On p.277, "In accordance with psychophysical terminology, these
bandwidths of spectral integration or spectral resolution are called
critical bands." That is, he adopts the term critical bands, for
something that is not psychophysical, and is not measured with an
approach that much resembles the paradigms for the psychophysical CB
measurement.
and "the tuning curves for complex sound analysis of most neurons
(62%) in the ICC of the cat remain rather constant in width when the
intensity of the sound is changed." This seems to be the association
of CB as level independent, but the case is not made that the CB and
this curve, whatever it means, are in some sense the same phenomenon.
It he meant to claim that, he probably would have said so.
On p.278, "Whether neurons in more peripheral auditory nuclei have
tuning curves for complex sound analysis with the features mentioned
above remains to be determined." That is, he has backed away from
the earlier conclusion that such curves (whatever they are, that he
associates with CB) arise first in ICC.
Then he refers to the "receptive field size (the critical bandwidth)
of ICC neurons in the spectral domain." Again, mixing the
physiological and psychophysical terminology, as if they're the same,
but not really making a claim that they are.
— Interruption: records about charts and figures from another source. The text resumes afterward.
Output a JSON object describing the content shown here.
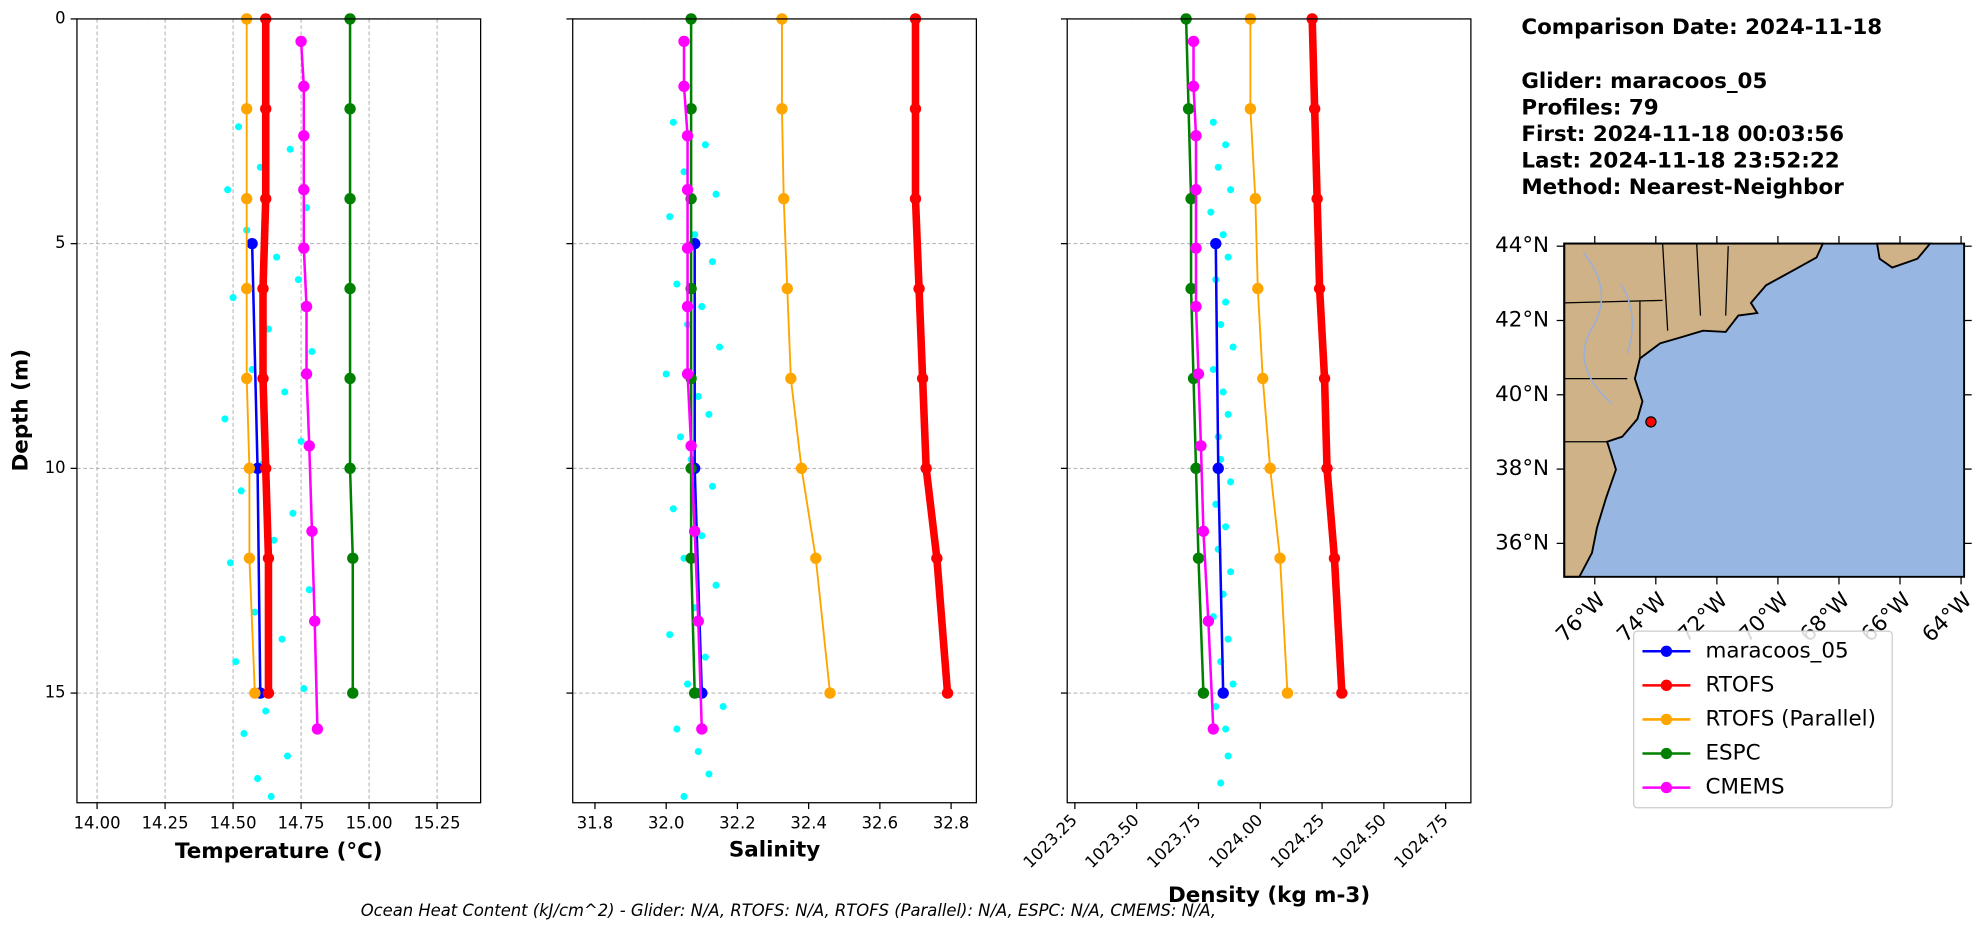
{
  "info": [
    "Comparison Date: 2024-11-18",
    "Glider: maracoos_05",
    "Profiles: 79",
    "First: 2024-11-18 00:03:56",
    "Last: 2024-11-18 23:52:22",
    "Method: Nearest-Neighbor"
  ],
  "footer": "Ocean Heat Content (kJ/cm^2) - Glider: N/A,  RTOFS: N/A,  RTOFS (Parallel): N/A,  ESPC: N/A,  CMEMS: N/A,",
  "legend": [
    {
      "name": "maracoos_05",
      "color": "#0000ff"
    },
    {
      "name": "RTOFS",
      "color": "#ff0000"
    },
    {
      "name": "RTOFS (Parallel)",
      "color": "#ffa500"
    },
    {
      "name": "ESPC",
      "color": "#008000"
    },
    {
      "name": "CMEMS",
      "color": "#ff00ff"
    }
  ],
  "chart_data": [
    {
      "type": "profile",
      "xlabel": "Temperature (°C)",
      "ylabel": "Depth (m)",
      "xlim": [
        13.926,
        15.41
      ],
      "ylim": [
        17.44,
        0
      ],
      "xticks": [
        {
          "value": 14,
          "label": "14.00"
        },
        14.25,
        {
          "value": 14.5,
          "label": "14.50"
        },
        14.75,
        {
          "value": 15,
          "label": "15.00"
        },
        15.25
      ],
      "yticks": [
        0,
        5,
        10,
        15
      ],
      "ytick_labels": true,
      "xtick_rotation": 0,
      "xgrid": true,
      "ygrid": true,
      "scatter": {
        "color": "#00ffff",
        "depth": [
          2.4,
          2.9,
          3.3,
          3.8,
          4.2,
          4.7,
          5.3,
          5.8,
          6.2,
          6.9,
          7.4,
          7.8,
          8.3,
          8.9,
          9.4,
          9.9,
          10.5,
          11.0,
          11.6,
          12.1,
          12.7,
          13.2,
          13.8,
          14.3,
          14.9,
          15.4,
          15.9,
          16.4,
          16.9,
          17.3
        ],
        "values": [
          14.52,
          14.71,
          14.6,
          14.48,
          14.77,
          14.55,
          14.66,
          14.74,
          14.5,
          14.63,
          14.79,
          14.57,
          14.69,
          14.47,
          14.75,
          14.61,
          14.53,
          14.72,
          14.65,
          14.49,
          14.78,
          14.58,
          14.68,
          14.51,
          14.76,
          14.62,
          14.54,
          14.7,
          14.59,
          14.64
        ]
      },
      "series": [
        {
          "color": "#0000ff",
          "linewidth": 2,
          "depth": [
            5,
            10,
            15
          ],
          "values": [
            14.57,
            14.59,
            14.6
          ]
        },
        {
          "color": "#ff0000",
          "linewidth": 6,
          "depth": [
            0,
            2,
            4,
            6,
            8,
            10,
            12,
            15
          ],
          "values": [
            14.62,
            14.62,
            14.62,
            14.61,
            14.61,
            14.62,
            14.63,
            14.63
          ]
        },
        {
          "color": "#ffa500",
          "linewidth": 1.5,
          "depth": [
            0,
            2,
            4,
            6,
            8,
            10,
            12,
            15
          ],
          "values": [
            14.55,
            14.55,
            14.55,
            14.55,
            14.55,
            14.56,
            14.56,
            14.58
          ]
        },
        {
          "color": "#008000",
          "linewidth": 2,
          "depth": [
            0,
            2,
            4,
            6,
            8,
            10,
            12,
            15
          ],
          "values": [
            14.93,
            14.93,
            14.93,
            14.93,
            14.93,
            14.93,
            14.94,
            14.94
          ]
        },
        {
          "color": "#ff00ff",
          "linewidth": 2,
          "depth": [
            0.5,
            1.5,
            2.6,
            3.8,
            5.1,
            6.4,
            7.9,
            9.5,
            11.4,
            13.4,
            15.8
          ],
          "values": [
            14.75,
            14.76,
            14.76,
            14.76,
            14.76,
            14.77,
            14.77,
            14.78,
            14.79,
            14.8,
            14.81
          ]
        }
      ]
    },
    {
      "type": "profile",
      "xlabel": "Salinity",
      "xlim": [
        31.7375,
        32.871
      ],
      "ylim": [
        17.44,
        0
      ],
      "xticks": [
        31.8,
        {
          "value": 32,
          "label": "32.0"
        },
        32.2,
        32.4,
        32.6,
        32.8
      ],
      "yticks": [
        0,
        5,
        10,
        15
      ],
      "ytick_labels": false,
      "xtick_rotation": 0,
      "xgrid": false,
      "ygrid": true,
      "scatter": {
        "color": "#00ffff",
        "depth": [
          2.3,
          2.8,
          3.4,
          3.9,
          4.4,
          4.8,
          5.4,
          5.9,
          6.4,
          6.8,
          7.3,
          7.9,
          8.4,
          8.8,
          9.3,
          9.8,
          10.4,
          10.9,
          11.5,
          12.0,
          12.6,
          13.1,
          13.7,
          14.2,
          14.8,
          15.3,
          15.8,
          16.3,
          16.8,
          17.3
        ],
        "values": [
          32.02,
          32.11,
          32.05,
          32.14,
          32.01,
          32.08,
          32.13,
          32.03,
          32.1,
          32.06,
          32.15,
          32.0,
          32.09,
          32.12,
          32.04,
          32.07,
          32.13,
          32.02,
          32.1,
          32.05,
          32.14,
          32.08,
          32.01,
          32.11,
          32.06,
          32.16,
          32.03,
          32.09,
          32.12,
          32.05
        ]
      },
      "series": [
        {
          "color": "#0000ff",
          "linewidth": 2,
          "depth": [
            5,
            10,
            15
          ],
          "values": [
            32.08,
            32.08,
            32.1
          ]
        },
        {
          "color": "#ff0000",
          "linewidth": 6,
          "depth": [
            0,
            2,
            4,
            6,
            8,
            10,
            12,
            15
          ],
          "values": [
            32.7,
            32.7,
            32.7,
            32.71,
            32.72,
            32.73,
            32.76,
            32.79
          ]
        },
        {
          "color": "#ffa500",
          "linewidth": 1.5,
          "depth": [
            0,
            2,
            4,
            6,
            8,
            10,
            12,
            15
          ],
          "values": [
            32.325,
            32.325,
            32.33,
            32.34,
            32.35,
            32.38,
            32.42,
            32.46
          ]
        },
        {
          "color": "#008000",
          "linewidth": 2,
          "depth": [
            0,
            2,
            4,
            6,
            8,
            10,
            12,
            15
          ],
          "values": [
            32.07,
            32.07,
            32.07,
            32.07,
            32.07,
            32.07,
            32.07,
            32.08
          ]
        },
        {
          "color": "#ff00ff",
          "linewidth": 2,
          "depth": [
            0.5,
            1.5,
            2.6,
            3.8,
            5.1,
            6.4,
            7.9,
            9.5,
            11.4,
            13.4,
            15.8
          ],
          "values": [
            32.05,
            32.05,
            32.06,
            32.06,
            32.06,
            32.06,
            32.06,
            32.07,
            32.08,
            32.09,
            32.1
          ]
        }
      ]
    },
    {
      "type": "profile",
      "xlabel": "Density (kg m-3)",
      "xlim": [
        1023.219,
        1024.852
      ],
      "ylim": [
        17.44,
        0
      ],
      "xticks": [
        1023.25,
        {
          "value": 1023.5,
          "label": "1023.50"
        },
        1023.75,
        {
          "value": 1024,
          "label": "1024.00"
        },
        1024.25,
        {
          "value": 1024.5,
          "label": "1024.50"
        },
        1024.75
      ],
      "yticks": [
        0,
        5,
        10,
        15
      ],
      "ytick_labels": false,
      "xtick_rotation": 45,
      "xgrid": false,
      "ygrid": true,
      "scatter": {
        "color": "#00ffff",
        "depth": [
          2.3,
          2.8,
          3.3,
          3.8,
          4.3,
          4.8,
          5.3,
          5.8,
          6.3,
          6.8,
          7.3,
          7.8,
          8.3,
          8.8,
          9.3,
          9.8,
          10.3,
          10.8,
          11.3,
          11.8,
          12.3,
          12.8,
          13.3,
          13.8,
          14.3,
          14.8,
          15.3,
          15.8,
          16.4,
          17.0
        ],
        "values": [
          1023.81,
          1023.86,
          1023.83,
          1023.88,
          1023.8,
          1023.85,
          1023.87,
          1023.82,
          1023.86,
          1023.84,
          1023.89,
          1023.81,
          1023.85,
          1023.87,
          1023.83,
          1023.84,
          1023.88,
          1023.82,
          1023.86,
          1023.83,
          1023.88,
          1023.85,
          1023.81,
          1023.87,
          1023.84,
          1023.89,
          1023.82,
          1023.86,
          1023.87,
          1023.84
        ]
      },
      "series": [
        {
          "color": "#0000ff",
          "linewidth": 2,
          "depth": [
            5,
            10,
            15
          ],
          "values": [
            1023.82,
            1023.83,
            1023.85
          ]
        },
        {
          "color": "#ff0000",
          "linewidth": 6,
          "depth": [
            0,
            2,
            4,
            6,
            8,
            10,
            12,
            15
          ],
          "values": [
            1024.21,
            1024.22,
            1024.23,
            1024.24,
            1024.26,
            1024.27,
            1024.3,
            1024.33
          ]
        },
        {
          "color": "#ffa500",
          "linewidth": 1.5,
          "depth": [
            0,
            2,
            4,
            6,
            8,
            10,
            12,
            15
          ],
          "values": [
            1023.96,
            1023.96,
            1023.98,
            1023.99,
            1024.01,
            1024.04,
            1024.08,
            1024.11
          ]
        },
        {
          "color": "#008000",
          "linewidth": 2,
          "depth": [
            0,
            2,
            4,
            6,
            8,
            10,
            12,
            15
          ],
          "values": [
            1023.7,
            1023.71,
            1023.72,
            1023.72,
            1023.73,
            1023.74,
            1023.75,
            1023.77
          ]
        },
        {
          "color": "#ff00ff",
          "linewidth": 2,
          "depth": [
            0.5,
            1.5,
            2.6,
            3.8,
            5.1,
            6.4,
            7.9,
            9.5,
            11.4,
            13.4,
            15.8
          ],
          "values": [
            1023.73,
            1023.73,
            1023.74,
            1023.74,
            1023.74,
            1023.74,
            1023.75,
            1023.76,
            1023.77,
            1023.79,
            1023.81
          ]
        }
      ]
    },
    {
      "type": "map",
      "xlim": [
        -77.0,
        -63.9
      ],
      "ylim": [
        35.1,
        44.07
      ],
      "xticks": [
        {
          "value": -76,
          "label": "76°W"
        },
        {
          "value": -74,
          "label": "74°W"
        },
        {
          "value": -72,
          "label": "72°W"
        },
        {
          "value": -70,
          "label": "70°W"
        },
        {
          "value": -68,
          "label": "68°W"
        },
        {
          "value": -66,
          "label": "66°W"
        },
        {
          "value": -64,
          "label": "64°W"
        }
      ],
      "yticks": [
        {
          "value": 36,
          "label": "36°N"
        },
        {
          "value": 38,
          "label": "38°N"
        },
        {
          "value": 40,
          "label": "40°N"
        },
        {
          "value": 42,
          "label": "42°N"
        },
        {
          "value": 44,
          "label": "44°N"
        }
      ],
      "xtick_rotation": 45,
      "ocean_color": "#98b6e2",
      "land_color": "#cfb287",
      "points": {
        "color": "#ff0000",
        "x": [
          -74.16
        ],
        "y": [
          39.27
        ]
      }
    }
  ]
}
It's quite possible that these neurons do extract some kind of
spectral feature in a fairly level-independent way, and that may be
closely related to some kinds of critical band phenomena. But for
other phenomena, such as detection of tones in notched-noise maskers,
and other psychophysical tests, the bandwidth must vary a fair bit
with level to fit the data, and the filter shape is nothing like
rectangular, which is what he seems to be suggesting the shapes of
the ICC tuning curves show.
In my opinion, applying ideas like spectral domain, that are so
intimately tied to the dynamics of linear systems, to the nonlinear
neural processing several stages beyond the periphery is bound to be
ambiguous and unsatisfying for understanding the function. In the
periphery, where the nonlinearities can be understood and accounted
for well enough, linear systems concepts such analysis by sinusoids
and noise bands can be applied with reasonable success, if care is
taken in not extrapolating to different levels and such. But in the
ICC, observations about the tonotopy and response curves really don't
have any directly interpretable relationship to things like critical
bandwidths. That opinion probably explains why I always associated
critical bands with peripheral filtering -- that is, after all, where
the frequency response, and its level dependence, is shaped, as Ehret
said in the bit I quoted before. I believe that's the prevailing
interpretation: the CB reflects cochlear filtering, and is
moderately level dependent.
Dick
ps. I got no replies to my query for finding the most relevant source
from Ehret, at the send of this snippet, so I'm still hoping someone
has it:
At 11:43 AM -0700 6/15/10, I wrote:
I've been reading up on the concept of critical band in IC, which is
what you've been talking about. I have this book on IC, which one
can read parts of online:
http://books.google.com/books?id=Ift_WTgSKqMC&pg=PA327
The section "Origins of Spectral Tuning and Resolution" in the
chapter by Ehret and Schreiner starts off with something that I
think we can all agree on:
"Cochlear filtering represented in the RFs of auditory nerve fibers
is the basis for spectral tuning in higher centers of the auditory
pathways."
But then they get into an interpretation of "critical bands" that's
one I'm not familiar with, but probably is what you are talking
about, when they say on p.328 "The origin of neural critical
bandwidths with properties of psychophysical critical bands is
associated with ICC neural filtering properties" and "The steep
slopes of the critical-band borders...". On p.325 they say
"Perceptual critical-band properties are absent in auditory nerve
fibers (Ehret 1995)"; so I'll guess I'll have to find that and see
what they mean. It's in a book that I can't find a copy of:
Advances in Hearing Research: Proceedings of the 10th International
Symposium on Hearing : Swabian Conference Centre, Irsee, Bavaria 26
June-1 July, 1994, Geoffrey A. Manley, G. M. Klump, C. Koppl, H.
Fastl, H. Oeckinghaus (eds.); anybody have a copy?